Para manter esse alto padrão de excelência, Meyer utiliza o que chama de "pressão constante e gentil". Não se trata de microgerenciamento ou de uma cultura de medo, mas de uma liderança persistente que continuamente reforça os valores e os padrões do escritório. É o sócio sênior que, ao revisar a peça de um advogado mais jovem, não apenas corrige os erros, mas explica o porquê das correções, ensinando o raciocínio por trás da excelência. É a implementação de checklists para procedimentos complexos, como uma due diligence em uma fusão e aquisição, não para tolher a criatividade, mas para garantir que nenhum detalhe crucial seja esquecido. É a realização de reuniões de "pós-mortem" após a conclusão de um grande caso, não para apontar culpados, mas para perguntar coletivamente: "O que aprendemos? O que poderíamos ter feito melhor? Como podemos aplicar esse aprendizado no próximo caso?". Essa pressão gentil e constante eleva o padrão de todo o time, criando uma cultura de melhoria contínua que é sentida pelo cliente em cada interação.

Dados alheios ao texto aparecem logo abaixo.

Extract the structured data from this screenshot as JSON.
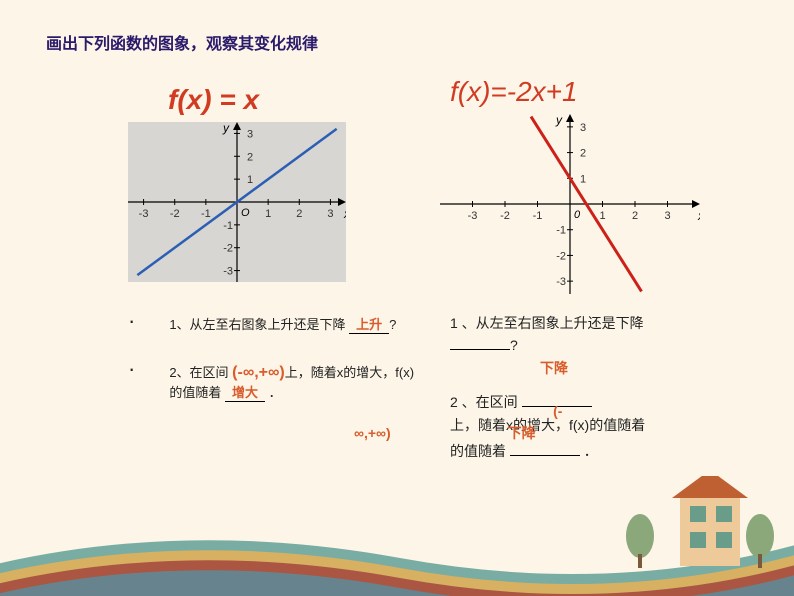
{
  "header": "画出下列函数的图象，观察其变化规律",
  "left": {
    "title": "f(x) = x",
    "chart": {
      "type": "line",
      "xlim": [
        -3.5,
        3.5
      ],
      "ylim": [
        -3.5,
        3.5
      ],
      "xticks": [
        -3,
        -2,
        -1,
        1,
        2,
        3
      ],
      "yticks": [
        -3,
        -2,
        -1,
        1,
        2,
        3
      ],
      "line_color": "#2b5fb4",
      "line_width": 2.5,
      "points": [
        [
          -3.2,
          -3.2
        ],
        [
          3.2,
          3.2
        ]
      ],
      "bg": "#d8d6d2",
      "axis_label_x": "x",
      "axis_label_y": "y",
      "origin_label": "O"
    },
    "q1_pre": "1、从左至右图象上升还是下降 ",
    "q1_answer": "上升",
    "q1_suf": "?",
    "q2_pre": "2、在区间 ",
    "q2_answer": "(-∞,+∞)",
    "q2_suf": "上，随着x的增大，f(x)的值随着 ",
    "q2_answer2": "增大",
    "q2_end": " ．"
  },
  "right": {
    "title": "f(x)=-2x+1",
    "chart": {
      "type": "line",
      "xlim": [
        -4,
        4
      ],
      "ylim": [
        -3.5,
        3.5
      ],
      "xticks": [
        -3,
        -2,
        -1,
        1,
        2,
        3
      ],
      "yticks": [
        -3,
        -2,
        -1,
        1,
        2,
        3
      ],
      "line_color": "#cc2118",
      "line_width": 3,
      "points": [
        [
          -1.2,
          3.4
        ],
        [
          2.2,
          -3.4
        ]
      ],
      "bg": "#fcf5e8",
      "axis_label_x": "x",
      "axis_label_y": "y",
      "origin_label": "0"
    },
    "q1_pre": "1 、从左至右图象上升还是下降 ",
    "q1_answer": "下降",
    "q1_suf": "?",
    "q2_pre": "2 、在区间 ",
    "q2_answer": "(-∞,+∞)",
    "q2_suf": " 上，随着x的增大，f(x)的值随着 ",
    "q2_answer2": "下降",
    "q2_end": " ．"
  },
  "decor": {
    "c1": "#6aa59b",
    "c2": "#e2b05a",
    "c3": "#a64c3f",
    "c4": "#5f8a97",
    "house": "#eec99a",
    "roof": "#bf6032",
    "window": "#6a9c8a",
    "tree": "#8aa87a"
  }
}
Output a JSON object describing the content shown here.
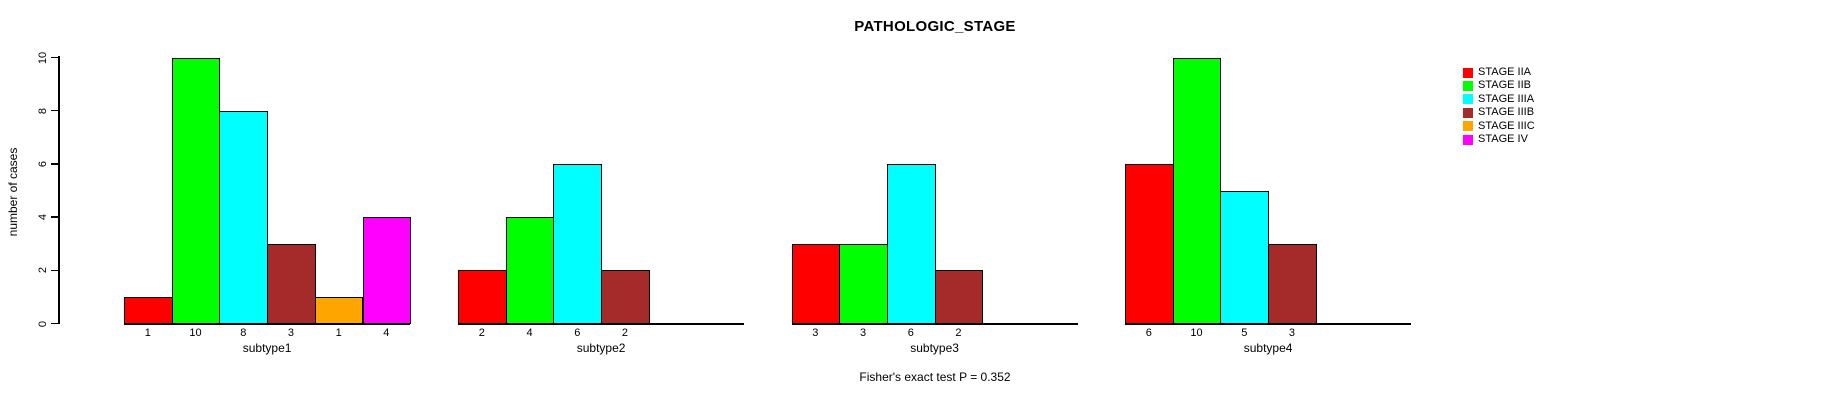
{
  "chart_data": {
    "type": "bar",
    "title": "PATHOLOGIC_STAGE",
    "ylabel": "number of cases",
    "ylim": [
      0,
      10
    ],
    "yticks": [
      0,
      2,
      4,
      6,
      8,
      10
    ],
    "footnote": "Fisher's exact test P = 0.352",
    "grid": false,
    "legend_position": "top-right",
    "legend": [
      {
        "label": "STAGE IIA",
        "color": "#FF0000"
      },
      {
        "label": "STAGE IIB",
        "color": "#00FF00"
      },
      {
        "label": "STAGE IIIA",
        "color": "#00FFFF"
      },
      {
        "label": "STAGE IIIB",
        "color": "#A52A2A"
      },
      {
        "label": "STAGE IIIC",
        "color": "#FFA500"
      },
      {
        "label": "STAGE IV",
        "color": "#FF00FF"
      }
    ],
    "slots_per_group": 6,
    "groups": [
      {
        "label": "subtype1",
        "values": [
          1,
          10,
          8,
          3,
          1,
          4
        ],
        "bar_labels": [
          "1",
          "10",
          "8",
          "3",
          "1",
          "4"
        ]
      },
      {
        "label": "subtype2",
        "values": [
          2,
          4,
          6,
          2
        ],
        "bar_labels": [
          "2",
          "4",
          "6",
          "2"
        ]
      },
      {
        "label": "subtype3",
        "values": [
          3,
          3,
          6,
          2
        ],
        "bar_labels": [
          "3",
          "3",
          "6",
          "2"
        ]
      },
      {
        "label": "subtype4",
        "values": [
          6,
          10,
          5,
          3
        ],
        "bar_labels": [
          "6",
          "10",
          "5",
          "3"
        ]
      }
    ]
  }
}
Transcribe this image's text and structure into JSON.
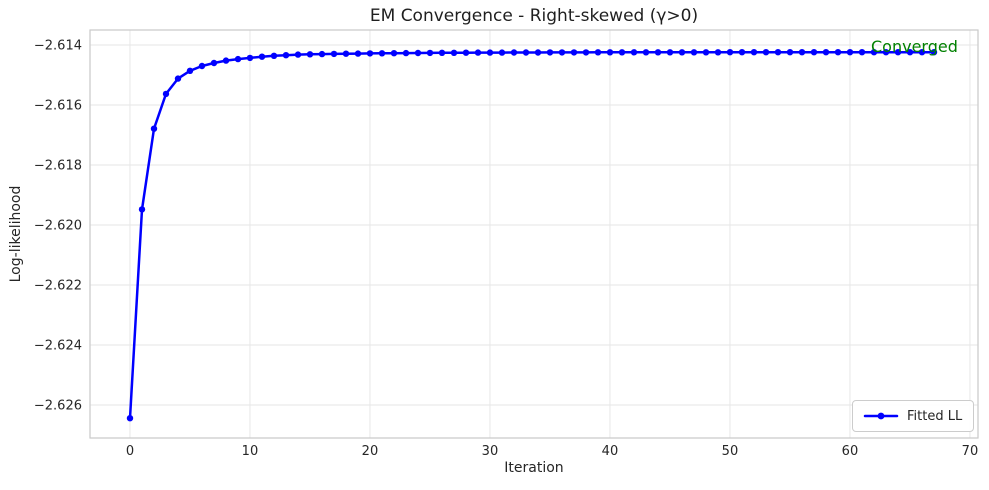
{
  "chart_data": {
    "type": "line",
    "title": "EM Convergence - Right-skewed (γ>0)",
    "xlabel": "Iteration",
    "ylabel": "Log-likelihood",
    "legend": [
      "Fitted LL"
    ],
    "legend_position": "lower right",
    "annotation": {
      "text": "Converged",
      "color": "#008000"
    },
    "grid": true,
    "xlim": [
      -3.33,
      70.67
    ],
    "ylim": [
      -2.6271,
      -2.6135
    ],
    "xticks": [
      0,
      10,
      20,
      30,
      40,
      50,
      60,
      70
    ],
    "yticks": [
      -2.614,
      -2.616,
      -2.618,
      -2.62,
      -2.622,
      -2.624,
      -2.626
    ],
    "ytick_labels": [
      "−2.614",
      "−2.616",
      "−2.618",
      "−2.620",
      "−2.622",
      "−2.624",
      "−2.626"
    ],
    "colors": {
      "line": "#0000ff",
      "annotation": "#008000",
      "grid": "#e6e6e6",
      "spine": "#c9c9c9",
      "text": "#262626"
    },
    "series": [
      {
        "name": "Fitted LL",
        "color": "#0000ff",
        "marker": "circle",
        "x": [
          0,
          1,
          2,
          3,
          4,
          5,
          6,
          7,
          8,
          9,
          10,
          11,
          12,
          13,
          14,
          15,
          16,
          17,
          18,
          19,
          20,
          21,
          22,
          23,
          24,
          25,
          26,
          27,
          28,
          29,
          30,
          31,
          32,
          33,
          34,
          35,
          36,
          37,
          38,
          39,
          40,
          41,
          42,
          43,
          44,
          45,
          46,
          47,
          48,
          49,
          50,
          51,
          52,
          53,
          54,
          55,
          56,
          57,
          58,
          59,
          60,
          61,
          62,
          63,
          64,
          65,
          66,
          67
        ],
        "y": [
          -2.62644,
          -2.61948,
          -2.61679,
          -2.61563,
          -2.61512,
          -2.61486,
          -2.6147,
          -2.6146,
          -2.61452,
          -2.61447,
          -2.61443,
          -2.61439,
          -2.61436,
          -2.61434,
          -2.61432,
          -2.61431,
          -2.614303,
          -2.614296,
          -2.61429,
          -2.614285,
          -2.61428,
          -2.614276,
          -2.614272,
          -2.614269,
          -2.614266,
          -2.614263,
          -2.614261,
          -2.614259,
          -2.614257,
          -2.614255,
          -2.614254,
          -2.614252,
          -2.614251,
          -2.61425,
          -2.614249,
          -2.614248,
          -2.614247,
          -2.614247,
          -2.614246,
          -2.614245,
          -2.614245,
          -2.614244,
          -2.614244,
          -2.614243,
          -2.614243,
          -2.614243,
          -2.614242,
          -2.614242,
          -2.614242,
          -2.614242,
          -2.614241,
          -2.614241,
          -2.614241,
          -2.614241,
          -2.614241,
          -2.61424,
          -2.61424,
          -2.61424,
          -2.61424,
          -2.61424,
          -2.61424,
          -2.61424,
          -2.61424,
          -2.614239,
          -2.614239,
          -2.614239,
          -2.614239,
          -2.614239
        ]
      }
    ]
  }
}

Finalmente, a filosofia de Meyer nos ensina a abraçar os erros como oportunidades. Em um ambiente de alta performance como um restaurante estrelado ou um escritório de advocacia de ponta, erros são inevitáveis. Um prazo pode ser perdido, uma cláusula contratual pode ser mal redigida, uma comunicação com o cliente pode falhar. A diferença, segundo Meyer, está na resposta. A abordagem tradicional é esconder o erro ou encontrar um culpado. A abordagem da hospitalidade esclarecida é o que ele chama de "recuperação atlética". Primeiro, reconhecer o erro imediatamente e pedir desculpas sinceras ao cliente. Segundo, resolver o problema de forma rápida e eficaz. Terceiro, fazer algo a mais, um gesto inesperado para compensar o transtorno – o que Meyer chama de "escrever um ótimo último capítulo". Para um advogado, isso pode significar, após resolver o problema, oferecer uma hora de consultoria gratuita sobre um tema relacionado ou enviar um presente simbólico. Essa atitude não apenas neutraliza a experiência negativa, mas muitas vezes a transforma em uma demonstração poderosa do compromisso do escritório com o cliente, fortalecendo a lealdade de uma forma que a perfeição jamais conseguiria. Ao transformar erros em momentos de conexão, o escritório demonstra que seu valor mais profundo não é ser infalível, mas ser incansavelmente dedicado ao bem-estar de seu cliente.